Foundation model providers have native apps and have started to demo some agentic computer use capabilities. But these companies are locked in a capital and time-intensive battle around core model performance. As described above, we believe that ambient assistant success will be driven by performant on-device inference, UX, and memory systems. These are a very different set of priorities and constraints from current hosted foundation model development, so it’s likely that a focused startup can outperform them.

OS incumbents like Microsoft, Apple, and Google are more formidable competitors because they own the operating systems and have sufficient alignment to invest heavily in local applications and infrastructure.

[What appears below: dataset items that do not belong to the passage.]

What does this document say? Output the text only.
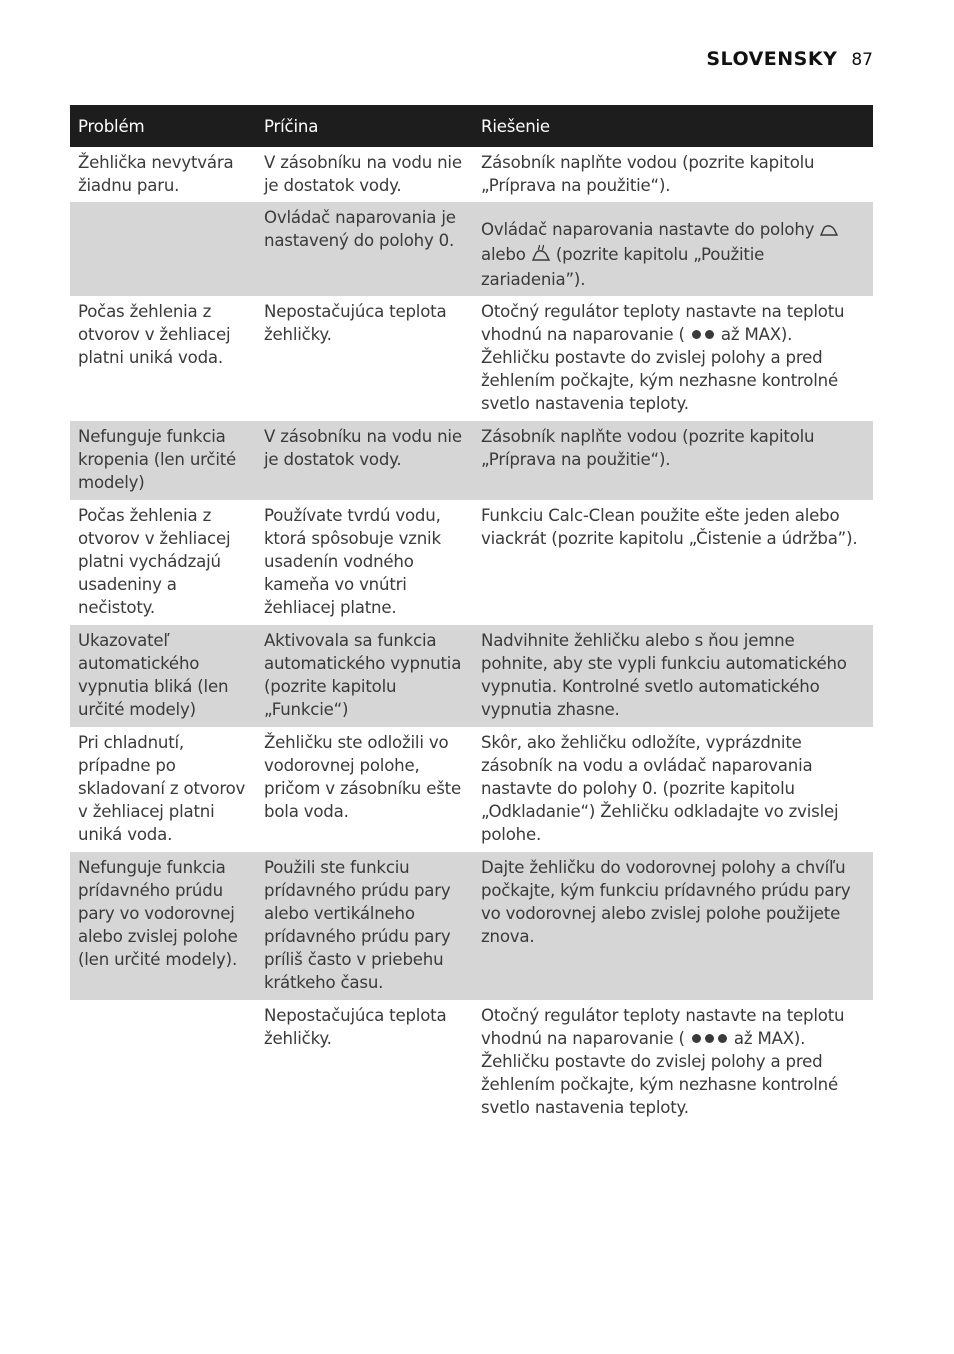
SLOVENSKY 87
Problém	Príčina	Riešenie
Žehlička nevytvára žiadnu paru.	V zásobníku na vodu nie je dostatok vody.	Zásobník naplňte vodou (pozrite kapitolu „Príprava na použitie“).
	Ovládač naparovania je nastavený do polohy 0.	Ovládač naparovania nastavte do polohy  alebo (pozrite kapitolu „Použitie zariadenia”).
Počas žehlenia z otvorov v žehliacej platni uniká voda.	Nepostačujúca teplota žehličky.	Otočný regulátor teploty nastavte na teplotu vhodnú na naparovanie ( až MAX). Žehličku postavte do zvislej polohy a pred žehlením počkajte, kým nezhasne kontrolné svetlo nastavenia teploty.
Nefunguje funkcia kropenia (len určité modely)	V zásobníku na vodu nie je dostatok vody.	Zásobník naplňte vodou (pozrite kapitolu „Príprava na použitie“).
Počas žehlenia z otvorov v žehliacej platni vychádzajú usadeniny a nečistoty.	Používate tvrdú vodu, ktorá spôsobuje vznik usadenín vodného kameňa vo vnútri žehliacej platne.	Funkciu Calc-Clean použite ešte jeden alebo viackrát (pozrite kapitolu „Čistenie a údržba”).
Ukazovateľ automatického vypnutia bliká (len určité modely)	Aktivovala sa funkcia automatického vypnutia (pozrite kapitolu „Funkcie“)	Nadvihnite žehličku alebo s ňou jemne pohnite, aby ste vypli funkciu automatického vypnutia. Kontrolné svetlo automatického vypnutia zhasne.
Pri chladnutí, prípadne po skladovaní z otvorov v žehliacej platni uniká voda.	Žehličku ste odložili vo vodorovnej polohe, pričom v zásobníku ešte bola voda.	Skôr, ako žehličku odložíte, vyprázdnite zásobník na vodu a ovládač naparovania nastavte do polohy 0. (pozrite kapitolu „Odkladanie“) Žehličku odkladajte vo zvislej polohe.
Nefunguje funkcia prídavného prúdu pary vo vodorovnej alebo zvislej polohe (len určité modely).	Použili ste funkciu prídavného prúdu pary alebo vertikálneho prídavného prúdu pary príliš často v priebehu krátkeho času.	Dajte žehličku do vodorovnej polohy a chvíľu počkajte, kým funkciu prídavného prúdu pary vo vodorovnej alebo zvislej polohe použijete znova.
	Nepostačujúca teplota žehličky.	Otočný regulátor teploty nastavte na teplotu vhodnú na naparovanie ( až MAX). Žehličku postavte do zvislej polohy a pred žehlením počkajte, kým nezhasne kontrolné svetlo nastavenia teploty.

It’s possible that they win in certain areas, such as Siri’s deep integration with iMessage and Google’s ownership of Android/Chrome. But we think these companies will be constrained by their need to support a broad general consumer base and their desire/philosophy to control their assistant experience. For example, Apple has announced an “onscreen awareness” feature where developers can make data available to Siri, but it is unlikely they will allow developers (or users) to build applications that change how Siri operates. These companies are also unlikely to prioritize cross-platform (e.g. Android-Mac) or web application (e.g. Notion, Jira) support as first-class citizens.

It’s clear that while foundation model providers and OS incumbents have certain advantages in the race, they are constrained by competing priorities. This leaves room for a nimble, focused startup to address gaps and emerge as the next leading major application platform.